2 min. read

Build a unified data delivery platform

The Big Picture

A leading insurance provider want to build scalable data preparation tool with the highest level of granularity for group of data scientists. To get there, it needed to ingest, process, and load complex, and deeply nested data. It needed to generate data in a readable format for the end users and develop a unified data delivery platform. The solution also needed to be both extendible and maintainable.
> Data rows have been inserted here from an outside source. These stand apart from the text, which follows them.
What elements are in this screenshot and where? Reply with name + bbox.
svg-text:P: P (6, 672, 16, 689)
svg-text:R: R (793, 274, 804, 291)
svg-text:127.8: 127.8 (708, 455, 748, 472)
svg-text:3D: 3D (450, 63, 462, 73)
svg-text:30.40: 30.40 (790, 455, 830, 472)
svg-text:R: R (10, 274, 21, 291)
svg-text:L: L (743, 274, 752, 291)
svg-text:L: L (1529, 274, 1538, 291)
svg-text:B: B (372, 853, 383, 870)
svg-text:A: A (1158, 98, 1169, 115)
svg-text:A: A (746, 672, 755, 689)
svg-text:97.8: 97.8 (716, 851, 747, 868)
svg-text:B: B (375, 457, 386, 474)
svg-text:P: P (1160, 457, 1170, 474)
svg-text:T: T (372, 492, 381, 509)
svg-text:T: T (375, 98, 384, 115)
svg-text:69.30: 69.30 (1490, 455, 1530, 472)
This approach involved several key challenges, such as churning deeply nested XML data in compressed format (~61 TB). The solution also needed to ensure flattening of XML fields with the same number of fields in the processed data irrespective of the schema changes in the source files. The company also sought to automate the entire ETL process as a service.

Transformative Solution

To solve the company’s challenges, an approach was taken to collect, process, and consume data.

The collection step involved collecting data from sources. XML data was consumed from HDFS, which was highly nested and complex. Compressed data was read in a scalable fashion (decompression during job runs). From there, the approach wrote custom input formats to handle a variety of input data formats.

The process step involved extracting fields and partitioning. The approach was to iterate through the XML and retrieve field values, generate key-value pairs in a semi-flattened structure, partition the data based on the key (varies at XML level), and generate headers required for output rectangularization.

In the consume step, the data preparation tool was implemented. The approach built a simplified user-interface to prepare the data with the highest granularity. The tool was based on Python Flask, and it provided the ability to choose from a list of available partitions.

The Change

As a result of the engagement, the company gained the ability to:
– Process TBs of data (61 TB) and automate the complete process of ETL.
– Handle compressed and deeply nested data at a large scale.
– Present the most granular details to the data science group in order to streamline their process and improve efficiency.